Intergenerational Care, Intersectional Feminism and Reproductive Justice

Tuesday, 8 July 2025: 00:00
Location: ASJE019 (Annex of the Faculty of Legal, Economic, and Social Sciences)
Oral Presentation
Jennifer CHUN, University of California Los Angeles, USA
Intergenerational care is a key concern for families and communities grappling with the dilemmas of providing care for young children and aging parents in countries such as the United States with little to no institutional safety net for either childcare or elder care. Yet, discussions of reproductive health and reproductive justice, rarely, if ever, address the intersectional inequalities of engaging in both paid and unpaid care work.

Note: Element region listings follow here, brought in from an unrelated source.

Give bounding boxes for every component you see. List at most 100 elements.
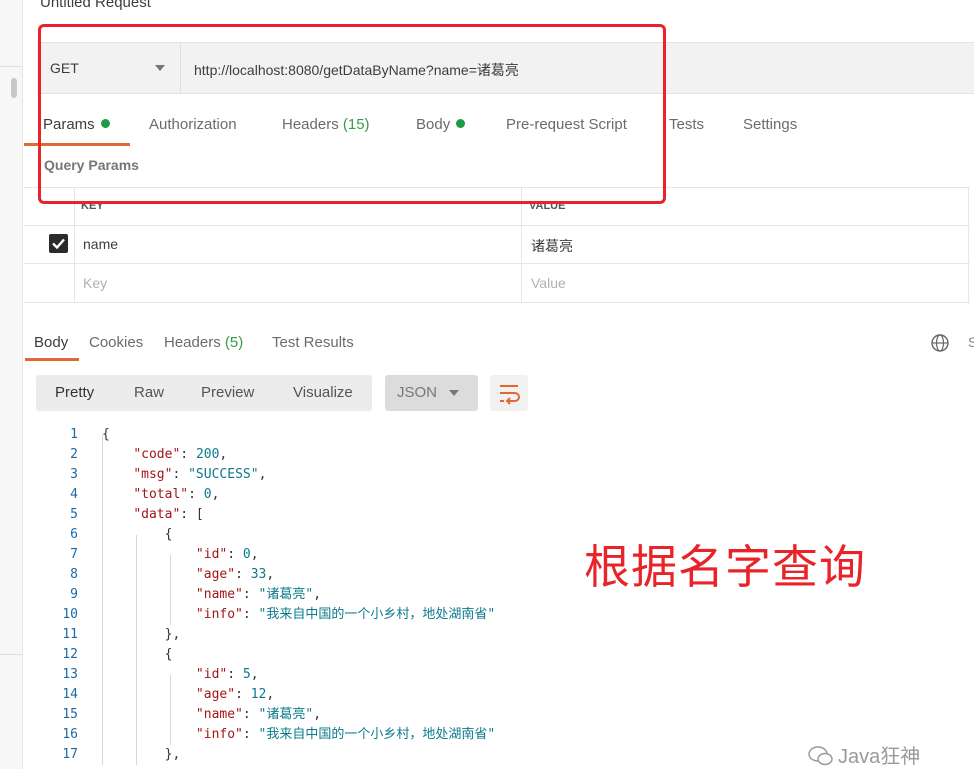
code-text: "code": 200, bbox=[133, 447, 228, 462]
code-line: 5 "data": [ bbox=[0, 505, 974, 525]
response-tab-test-results[interactable]: Test Results bbox=[272, 334, 354, 351]
code-text: "total": 0, bbox=[133, 487, 220, 502]
param-key-cell[interactable]: name bbox=[74, 225, 522, 263]
watermark-text: Java狂神 bbox=[838, 746, 921, 768]
column-header-key: KEY bbox=[81, 200, 104, 212]
params-status-dot bbox=[100, 119, 110, 128]
new-key-input[interactable]: Key bbox=[74, 264, 522, 302]
code-line: 10 "info": "我来自中国的一个小乡村，地处湖南省" bbox=[0, 605, 974, 625]
new-value-input[interactable]: Value bbox=[522, 264, 970, 302]
code-text: "age": 33, bbox=[195, 567, 275, 582]
response-tab-body[interactable]: Body bbox=[34, 334, 68, 351]
param-checkbox[interactable] bbox=[49, 234, 68, 253]
line-number: 3 bbox=[70, 467, 78, 482]
format-raw[interactable]: Raw bbox=[134, 384, 164, 401]
param-value-cell[interactable]: 诸葛亮 bbox=[522, 225, 970, 263]
line-number: 7 bbox=[70, 547, 78, 562]
line-number: 5 bbox=[70, 507, 78, 522]
table-header-row: KEY VALUE bbox=[24, 187, 970, 226]
row-check-cell bbox=[24, 264, 75, 302]
line-number: 2 bbox=[70, 447, 78, 462]
code-text: "msg": "SUCCESS", bbox=[133, 467, 267, 482]
annotation-text: 根据名字查询 bbox=[584, 540, 866, 594]
code-line: 3 "msg": "SUCCESS", bbox=[0, 465, 974, 485]
method-select[interactable]: GET bbox=[37, 43, 181, 93]
line-number: 14 bbox=[62, 687, 78, 702]
line-number: 10 bbox=[62, 607, 78, 622]
code-text: }, bbox=[102, 627, 181, 642]
request-title[interactable]: Untitled Request bbox=[40, 0, 151, 11]
language-label: JSON bbox=[397, 384, 438, 401]
code-text: { bbox=[102, 647, 173, 662]
code-text: "name": "诸葛亮", bbox=[195, 707, 322, 722]
response-headers-count: (5) bbox=[224, 334, 244, 351]
wrap-lines-button[interactable] bbox=[490, 375, 528, 411]
line-number: 11 bbox=[62, 627, 78, 642]
line-number: 17 bbox=[62, 747, 78, 762]
active-tab-indicator bbox=[24, 143, 130, 146]
gutter-divider bbox=[0, 66, 22, 67]
row-check-cell bbox=[24, 225, 75, 263]
code-line: 1{ bbox=[0, 425, 974, 445]
line-number: 4 bbox=[70, 487, 78, 502]
tab-body[interactable]: Body bbox=[416, 116, 466, 133]
code-text: "age": 12, bbox=[195, 687, 275, 702]
tab-settings[interactable]: Settings bbox=[743, 116, 797, 133]
wechat-icon bbox=[808, 746, 833, 766]
tab-params[interactable]: Params bbox=[43, 116, 110, 133]
response-tab-headers[interactable]: Headers (5) bbox=[164, 334, 243, 351]
param-value: 诸葛亮 bbox=[531, 238, 573, 254]
table-edge bbox=[968, 187, 969, 302]
table-row: name 诸葛亮 bbox=[24, 225, 970, 264]
line-number: 13 bbox=[62, 667, 78, 682]
header-value-cell: VALUE bbox=[522, 188, 970, 225]
line-number: 8 bbox=[70, 567, 78, 582]
code-text: "name": "诸葛亮", bbox=[195, 587, 322, 602]
tab-label: Pre-request Script bbox=[506, 116, 627, 133]
tab-label: Params bbox=[43, 116, 95, 133]
url-input[interactable]: http://localhost:8080/getDataByName?name… bbox=[194, 60, 519, 80]
body-status-dot bbox=[456, 119, 466, 128]
tab-label: Authorization bbox=[149, 116, 237, 133]
line-number: 12 bbox=[62, 647, 78, 662]
language-select[interactable]: JSON bbox=[385, 375, 478, 411]
response-tab-cookies[interactable]: Cookies bbox=[89, 334, 143, 351]
globe-icon[interactable] bbox=[930, 333, 950, 358]
tab-label: Headers bbox=[164, 334, 221, 351]
active-response-tab-indicator bbox=[25, 358, 79, 361]
value-placeholder: Value bbox=[531, 275, 566, 291]
line-number: 6 bbox=[70, 527, 78, 542]
scrollbar-thumb[interactable] bbox=[11, 78, 17, 98]
chevron-down-icon bbox=[155, 65, 165, 71]
method-label: GET bbox=[50, 60, 79, 76]
key-placeholder: Key bbox=[83, 275, 108, 291]
chevron-down-icon bbox=[449, 390, 459, 396]
tab-pre-request-script[interactable]: Pre-request Script bbox=[506, 116, 627, 133]
code-text: "info": "我来自中国的一个小乡村，地处湖南省" bbox=[195, 727, 496, 742]
url-bar: GET http://localhost:8080/getDataByName?… bbox=[37, 42, 974, 94]
header-key-cell: KEY bbox=[74, 188, 522, 225]
code-line: 13 "id": 5, bbox=[0, 665, 974, 685]
tab-tests[interactable]: Tests bbox=[669, 116, 704, 133]
line-number: 1 bbox=[70, 427, 78, 442]
tab-authorization[interactable]: Authorization bbox=[149, 116, 237, 133]
line-number: 9 bbox=[70, 587, 78, 602]
code-line: 14 "age": 12, bbox=[0, 685, 974, 705]
checkmark-icon bbox=[52, 238, 65, 250]
tab-label: Body bbox=[416, 116, 451, 133]
table-row: Key Value bbox=[24, 264, 970, 303]
tab-headers[interactable]: Headers (15) bbox=[282, 116, 370, 133]
code-text: { bbox=[102, 527, 173, 542]
line-number: 16 bbox=[62, 727, 78, 742]
code-text: }, bbox=[102, 747, 181, 762]
code-line: 11 }, bbox=[0, 625, 974, 645]
code-text: "data": [ bbox=[133, 507, 204, 522]
headers-count: (15) bbox=[342, 116, 370, 133]
format-toggle-group: Pretty Raw Preview Visualize bbox=[36, 375, 372, 411]
format-pretty[interactable]: Pretty bbox=[55, 384, 94, 401]
code-line: 4 "total": 0, bbox=[0, 485, 974, 505]
format-preview[interactable]: Preview bbox=[201, 384, 254, 401]
format-visualize[interactable]: Visualize bbox=[293, 384, 353, 401]
code-text: "id": 0, bbox=[195, 547, 259, 562]
param-key: name bbox=[83, 236, 119, 252]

This paper reflects on collaborative research with Asian immigrant women employed in California’s homecare industry over the past ten years to better understand the critical nexus among intergenerational care, intersectional feminism, and reproductive justice. In particular, I focus on collective efforts by labor unions and community organizations to improve the working conditions of Chinese, Korean, and Filipinx women workers who provide co-ethnic elder care in low-paid, socially devalued, and highly precarious homecare jobs in Los Angeles. What does the social and institutional organization of home-based elder care reveal about the multi-level dynamics that shape care provisioning for immigrant elders in intergenerational families? What is the role of labor unions and community organizations in challenging inequalities that are simultaneously intimate and systemic? How might feminist frameworks of intersectionality and reproductive justice be applied to better understand the horizons of more just and sustainable approaches to intergenerational care?